It was November 29, and I could hear the book humming. It was the Monday after Thanksgiving. It was officially Christmas season. And Martha Stewart was calling to me from the bookshelf in my bedroom.
I knew it was Christmas mania kicking in: the overwhelming desire to decorate, bake, and craft handmade gifts even though I have no time to do these things and no talent for them anyway. I blame my parents. At our house, every December was fraught with excitement, some events more galvanizing than others but all of them furnishing priceless memories. From my father I learned that putting up Christmas lights in a sleet storm is probably not a good idea, although it certainly is dramatic when the bulbs explosively short out all at once. My mother showed me that a vigorous beating with a newspaper can put out a skilletful of potato pancakes that have burst into flames. (My mom had an entire repertoire of combustible dishes, but the holiday season was definitely the consummation of her genius.) And after weeks of narrow escapes we'd sit around the family room coffee table, stuffing ourselves sick with potato chips and dill pickles during our much-beloved Christmas Eve junk food pigout. We'd talk as we admired our gently leaning tree while the midnight monster movie played silently on the local nosebleed-UHF channel.

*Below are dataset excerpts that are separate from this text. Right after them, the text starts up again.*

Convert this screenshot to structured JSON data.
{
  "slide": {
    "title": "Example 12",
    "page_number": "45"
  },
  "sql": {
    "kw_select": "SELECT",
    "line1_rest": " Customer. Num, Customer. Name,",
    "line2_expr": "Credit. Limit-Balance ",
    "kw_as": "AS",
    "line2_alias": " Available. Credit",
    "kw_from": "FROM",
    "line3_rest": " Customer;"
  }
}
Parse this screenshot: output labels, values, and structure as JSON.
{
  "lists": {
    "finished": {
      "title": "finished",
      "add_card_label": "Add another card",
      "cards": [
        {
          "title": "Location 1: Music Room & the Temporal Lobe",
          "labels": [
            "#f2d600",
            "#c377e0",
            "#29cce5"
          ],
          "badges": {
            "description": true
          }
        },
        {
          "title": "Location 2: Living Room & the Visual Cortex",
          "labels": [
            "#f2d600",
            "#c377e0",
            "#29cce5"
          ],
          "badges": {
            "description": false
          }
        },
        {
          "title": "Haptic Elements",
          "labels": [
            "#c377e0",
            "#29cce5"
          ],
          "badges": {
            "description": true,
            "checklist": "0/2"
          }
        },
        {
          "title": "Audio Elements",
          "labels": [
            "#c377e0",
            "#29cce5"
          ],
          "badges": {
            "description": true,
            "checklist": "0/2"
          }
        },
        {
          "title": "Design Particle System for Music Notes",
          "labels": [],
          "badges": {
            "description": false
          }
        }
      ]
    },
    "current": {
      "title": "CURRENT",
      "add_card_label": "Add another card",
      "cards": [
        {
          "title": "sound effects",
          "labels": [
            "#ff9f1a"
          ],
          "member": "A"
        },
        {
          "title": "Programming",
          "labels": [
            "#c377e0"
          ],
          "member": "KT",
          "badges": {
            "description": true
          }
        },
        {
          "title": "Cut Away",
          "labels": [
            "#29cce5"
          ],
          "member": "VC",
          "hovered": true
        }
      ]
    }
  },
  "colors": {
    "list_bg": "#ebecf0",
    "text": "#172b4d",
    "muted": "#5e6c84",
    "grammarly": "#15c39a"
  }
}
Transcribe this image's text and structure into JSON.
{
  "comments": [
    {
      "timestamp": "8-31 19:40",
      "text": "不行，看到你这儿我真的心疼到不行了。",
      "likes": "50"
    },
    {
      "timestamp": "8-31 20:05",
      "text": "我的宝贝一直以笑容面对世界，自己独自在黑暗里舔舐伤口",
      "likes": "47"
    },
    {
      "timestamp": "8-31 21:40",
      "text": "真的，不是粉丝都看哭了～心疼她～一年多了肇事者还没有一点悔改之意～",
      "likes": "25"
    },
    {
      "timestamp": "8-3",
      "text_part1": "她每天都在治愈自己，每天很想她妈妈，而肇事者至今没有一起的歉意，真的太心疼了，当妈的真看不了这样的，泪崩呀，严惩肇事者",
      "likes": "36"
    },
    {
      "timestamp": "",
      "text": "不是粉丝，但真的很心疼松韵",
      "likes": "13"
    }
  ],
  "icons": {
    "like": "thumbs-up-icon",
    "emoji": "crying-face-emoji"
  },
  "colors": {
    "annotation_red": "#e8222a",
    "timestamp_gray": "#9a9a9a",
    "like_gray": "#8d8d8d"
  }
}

With baggage like this it was inevitable that I became a Yuletide zealot, and for the first nine years of my married life my husband was a real sport about it. He even went so far as to buy me my first fire extinguisher after a few exciting evenings trying to recreate my mom's holiday recipes. But after we had the kid, we began to visit my husband's family back East every year, and it just seemed like too much work to drag out all the decorations for the short time we'd actually be home in December. They languished in the garage, all the wreaths and garlands, lights and ornaments, and for several years every Monday after Thanksgiving felt like a funeral.